A brief coda follows, written by Harker seven years later. He and Mina have a son named Quincey, and both Seward and Holmwood are happily married.
Analysis: Chapters XXVI–XXVII
Stoker reiterates the threat of rampant female sexuality by reintroducing the three vampire women who threaten to seduce Harker in the novel’s opening chapters. The women pose two distinct threats. First, they stand ready to convert Mina, sapping her of her virtue and transforming her into a soulless vixen. Second, the women threaten to undermine men’s reason and, by extension, the surety with which they rule the world. As Van Helsing faces the voluptuously beautiful vampires, he is nearly paralyzed with the desire to love and protect them: “She was so fair to look on, so radiantly beautiful, so exquisitely voluptuous, that the very instinct of man in me, which calls some of my sex to love and to protect one of hers, made my head whirl with new emotion.” Even the righteous and pious doctor is susceptible to the vampires’ diabolical temptation.
In these final chapters, we see a number of opposing forces meet for final battle. These oppositions include not merely a conflict between Victorian propriety and moral laxity, but also one between East and West, and one between Christian faith and godless magic. The Gypsies who escort Dracula’s casket to his castle represent the powerful and mysterious forces of the East, of a land ruled not by science and economics but by traditions and powerful superstitions. Determined to defend the vampire against these Western invaders, the Gypsies are part of a landscape that is dark, foreign, and nearly ungovernable to the English. Storms and wolves bedevil Mina and Van Helsing as they make their way to the count’s lair, and the professor loses his power to hypnotize Mina.
Despite the hostility of the landscape and its natives, the invasion is successful. Van Helsing is able to cleanse Dracula’s castle and kill the three vampire women, returning them to an eternal state of purity and innocence. Stoker creates considerable drama and suspense when the band finally catches up to the count in the novel’s final pages. With the terrifying sunset ominously approaching, the Englishmen’s success hinges on a matter of seconds. They race against time, emerging victorious only after great effort and mortal sacrifice.
As Dracula dies, Mina notices a look of peace steal over his face. This moment in the novel speaks to one of Stoker’s overarching ideas, that of Christian redemption. Though Dracula can be discussed endlessly as a novel of Victorian anxieties, it is also a novel of Christian propaganda.
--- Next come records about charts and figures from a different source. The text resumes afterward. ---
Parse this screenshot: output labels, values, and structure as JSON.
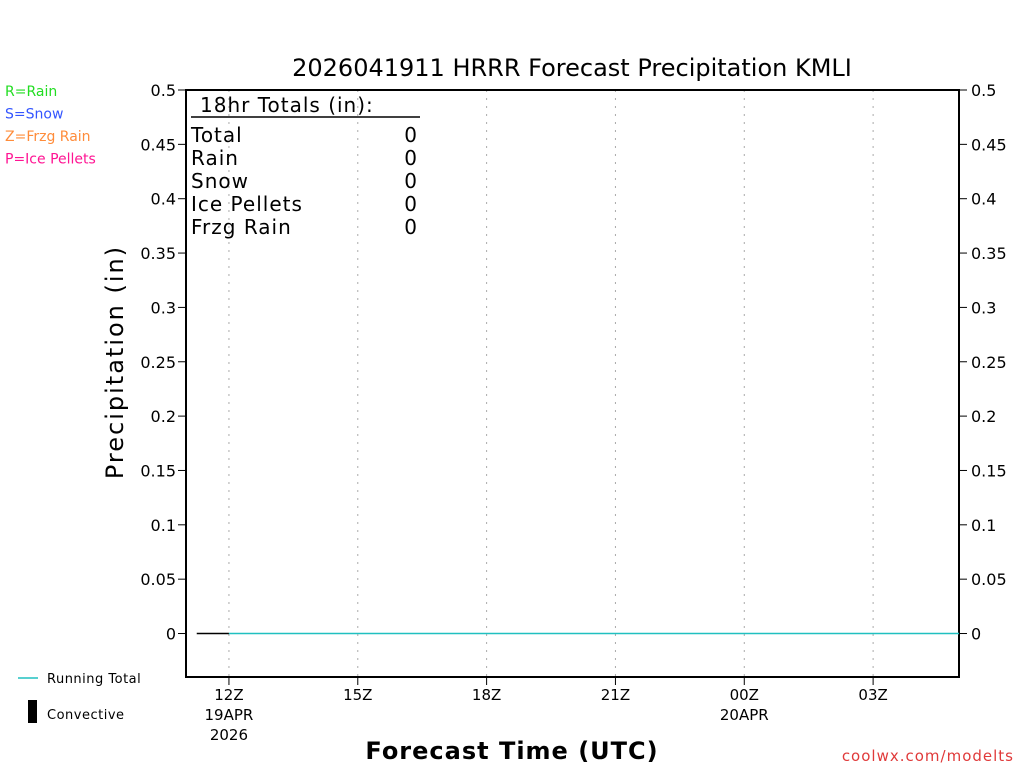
{
  "chart_data": {
    "type": "line",
    "title": "2026041911 HRRR Forecast Precipitation KMLI",
    "xlabel": "Forecast Time (UTC)",
    "ylabel": "Precipitation (in)",
    "ylim": [
      -0.04,
      0.5
    ],
    "xlim_hours": [
      11,
      29
    ],
    "grid": "vertical dotted",
    "y_ticks": [
      0,
      0.05,
      0.1,
      0.15,
      0.2,
      0.25,
      0.3,
      0.35,
      0.4,
      0.45,
      0.5
    ],
    "y_tick_labels": [
      "0",
      "0.05",
      "0.1",
      "0.15",
      "0.2",
      "0.25",
      "0.3",
      "0.35",
      "0.4",
      "0.45",
      "0.5"
    ],
    "x_ticks": [
      {
        "hour": 12,
        "label": "12Z",
        "sub1": "19APR",
        "sub2": "2026"
      },
      {
        "hour": 15,
        "label": "15Z"
      },
      {
        "hour": 18,
        "label": "18Z"
      },
      {
        "hour": 21,
        "label": "21Z"
      },
      {
        "hour": 24,
        "label": "00Z",
        "sub1": "20APR"
      },
      {
        "hour": 27,
        "label": "03Z"
      }
    ],
    "series": [
      {
        "name": "Initial",
        "color": "#000000",
        "x": [
          11.25,
          12
        ],
        "values": [
          0,
          0
        ]
      },
      {
        "name": "Running Total",
        "color": "#20c0c0",
        "x": [
          12,
          29
        ],
        "values": [
          0,
          0
        ]
      }
    ],
    "totals_box": {
      "header": "18hr Totals (in):",
      "rows": [
        {
          "label": "Total",
          "value": "0"
        },
        {
          "label": "Rain",
          "value": "0"
        },
        {
          "label": "Snow",
          "value": "0"
        },
        {
          "label": "Ice Pellets",
          "value": "0"
        },
        {
          "label": "Frzg Rain",
          "value": "0"
        }
      ]
    },
    "ptype_legend": [
      {
        "label": "R=Rain",
        "color": "#22dd22"
      },
      {
        "label": "S=Snow",
        "color": "#3355ff"
      },
      {
        "label": "Z=Frzg Rain",
        "color": "#ff8c3a"
      },
      {
        "label": "P=Ice Pellets",
        "color": "#ff1493"
      }
    ],
    "legend": {
      "running_total": "Running Total",
      "convective": "Convective"
    },
    "credit": "coolwx.com/modelts"
  }
}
It strictly adheres to Christian doctrine, which offers eternal salvation for those who have cleansed themselves of evil. Worrying that her scar will bar her from receiving God’s grace, Mina prays, “I am unclean in His eyes, and shall be until He may deign to let me stand forth in His sight as one of those who have not incurred His wrath.” In this prayer, Mina voices the wish of each of the other members of the band, whose struggle has been one of good against evil in an orthodox Christian context.
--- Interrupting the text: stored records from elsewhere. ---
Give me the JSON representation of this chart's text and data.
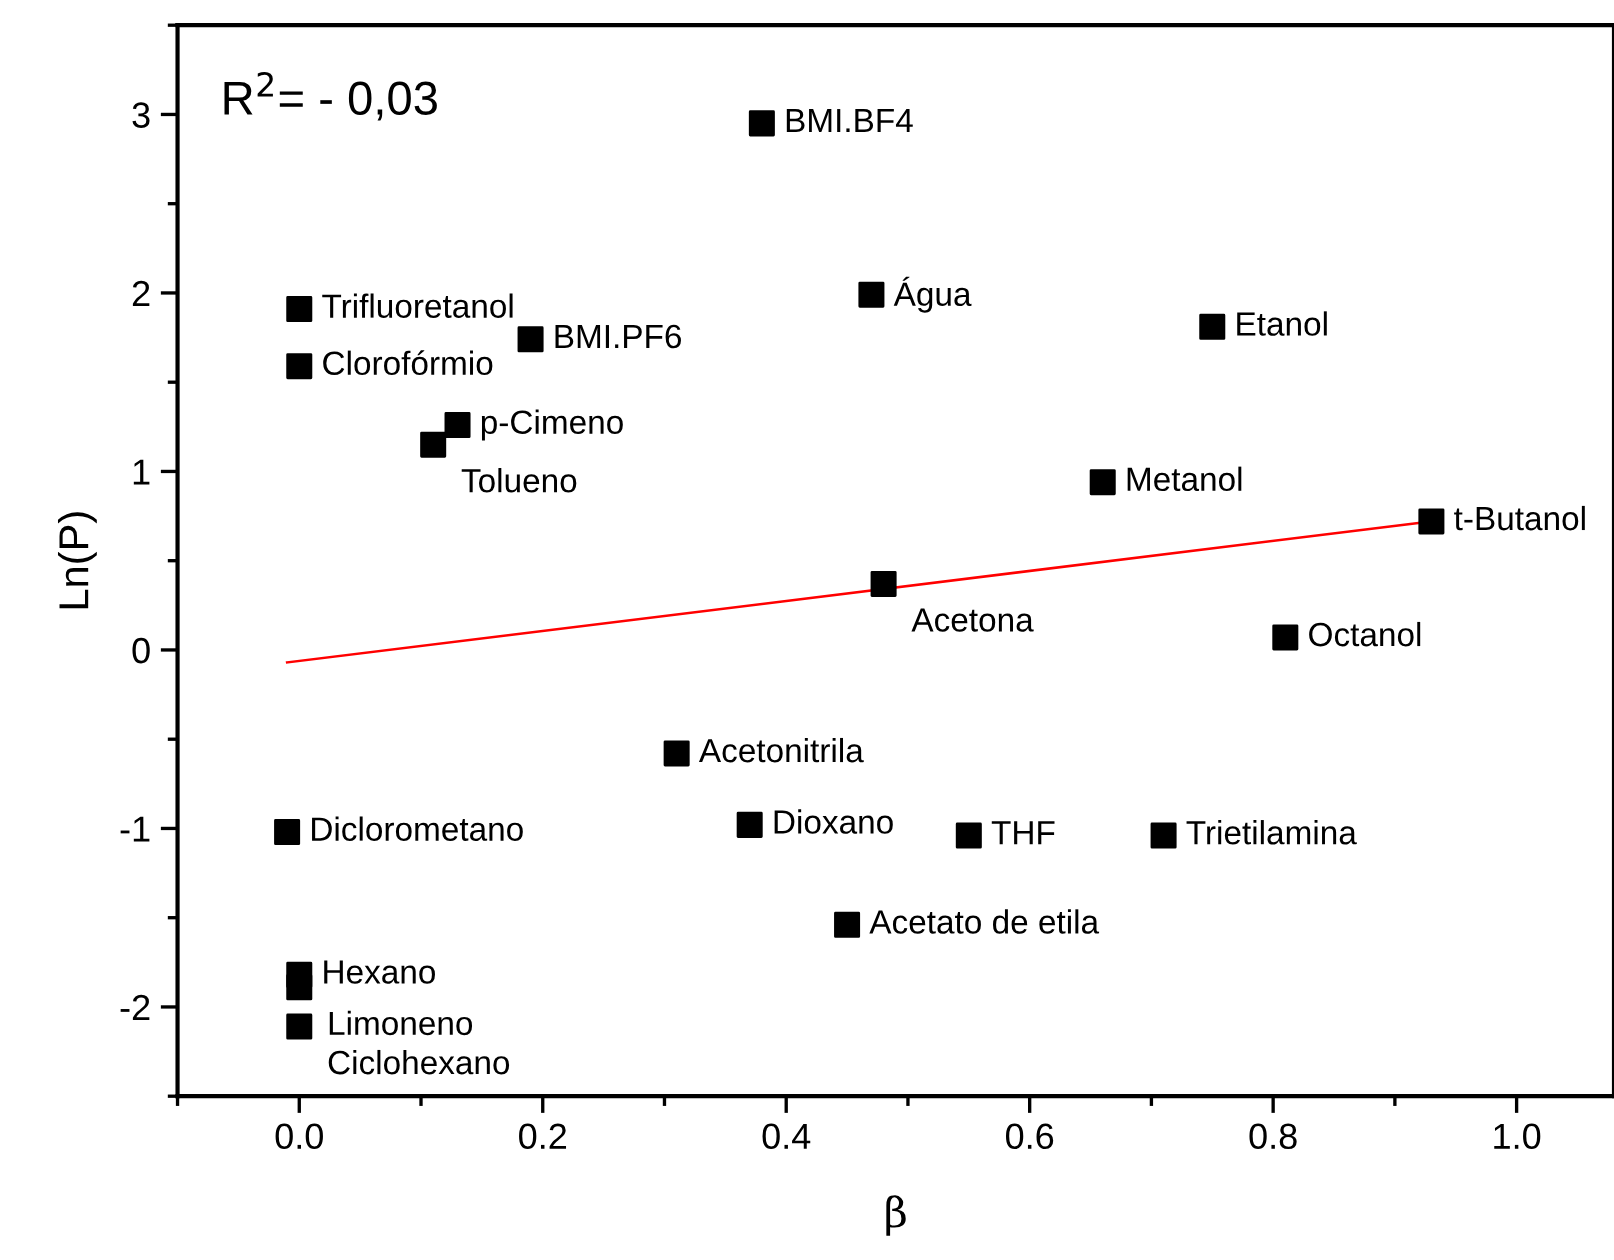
{
  "chart_data": {
    "type": "scatter",
    "xlabel": "β",
    "ylabel": "Ln(P)",
    "xlim": [
      -0.1,
      1.08
    ],
    "ylim": [
      -2.5,
      3.5
    ],
    "xticks": [
      {
        "value": 0,
        "label": "0.0"
      },
      {
        "value": 0.2,
        "label": "0.2"
      },
      {
        "value": 0.4,
        "label": "0.4"
      },
      {
        "value": 0.6,
        "label": "0.6"
      },
      {
        "value": 0.8,
        "label": "0.8"
      },
      {
        "value": 1,
        "label": "1.0"
      }
    ],
    "yticks": [
      -2,
      -1,
      0,
      1,
      2,
      3
    ],
    "grid": false,
    "legend": false,
    "marker": "square",
    "series": [
      {
        "color": "#000000",
        "x": [
          0.38,
          0.0,
          0.0,
          0.19,
          0.13,
          0.11,
          0.47,
          0.75,
          0.66,
          0.93,
          0.48,
          0.81,
          0.31,
          -0.01,
          0.37,
          0.55,
          0.71,
          0.45,
          0.0,
          0.0,
          0.0
        ],
        "values": [
          2.95,
          1.91,
          1.59,
          1.74,
          1.26,
          1.15,
          1.99,
          1.81,
          0.94,
          0.72,
          0.37,
          0.07,
          -0.58,
          -1.02,
          -0.98,
          -1.04,
          -1.04,
          -1.54,
          -1.82,
          -1.89,
          -2.11
        ]
      },
      {
        "type": "line",
        "color": "#ff0000",
        "marker": "none",
        "x": [
          -0.01,
          0.93
        ],
        "values": [
          -0.07,
          0.72
        ]
      }
    ],
    "annotations": [
      "R$^{2}$= - 0,03",
      {
        "text": "BMI.BF4",
        "x": 0.38,
        "y": 2.95
      },
      {
        "text": "Trifluoretanol",
        "x": 0.0,
        "y": 1.91
      },
      {
        "text": "Clorofórmio",
        "x": 0.0,
        "y": 1.59
      },
      {
        "text": "BMI.PF6",
        "x": 0.19,
        "y": 1.74
      },
      {
        "text": "p-Cimeno",
        "x": 0.13,
        "y": 1.26
      },
      {
        "text": "Tolueno",
        "x": 0.11,
        "y": 1.15
      },
      {
        "text": "Água",
        "x": 0.47,
        "y": 1.99
      },
      {
        "text": "Etanol",
        "x": 0.75,
        "y": 1.81
      },
      {
        "text": "Metanol",
        "x": 0.66,
        "y": 0.94
      },
      {
        "text": "t-Butanol",
        "x": 0.93,
        "y": 0.72
      },
      {
        "text": "Acetona",
        "x": 0.48,
        "y": 0.37
      },
      {
        "text": "Octanol",
        "x": 0.81,
        "y": 0.07
      },
      {
        "text": "Acetonitrila",
        "x": 0.31,
        "y": -0.58
      },
      {
        "text": "Diclorometano",
        "x": -0.01,
        "y": -1.02
      },
      {
        "text": "Dioxano",
        "x": 0.37,
        "y": -0.98
      },
      {
        "text": "THF",
        "x": 0.55,
        "y": -1.04
      },
      {
        "text": "Trietilamina",
        "x": 0.71,
        "y": -1.04
      },
      {
        "text": "Acetato de etila",
        "x": 0.45,
        "y": -1.54
      },
      {
        "text": "Hexano",
        "x": 0.0,
        "y": -1.82
      },
      {
        "text": "Limoneno",
        "x": 0.0,
        "y": -1.89
      },
      {
        "text": "Ciclohexano",
        "x": 0.0,
        "y": -2.11
      }
    ]
  }
}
The short coda, which describes how the documents have been arranged, mirrors the Author’s Note that opens the novel. It is designed to reinforce a feeling of authenticity, assuring us that the events we have read are a matter of documented historical fact rather than fiction. In this way, Stoker hopes to bridge the gap between the real and the fictional, the natural and the supernatural worlds.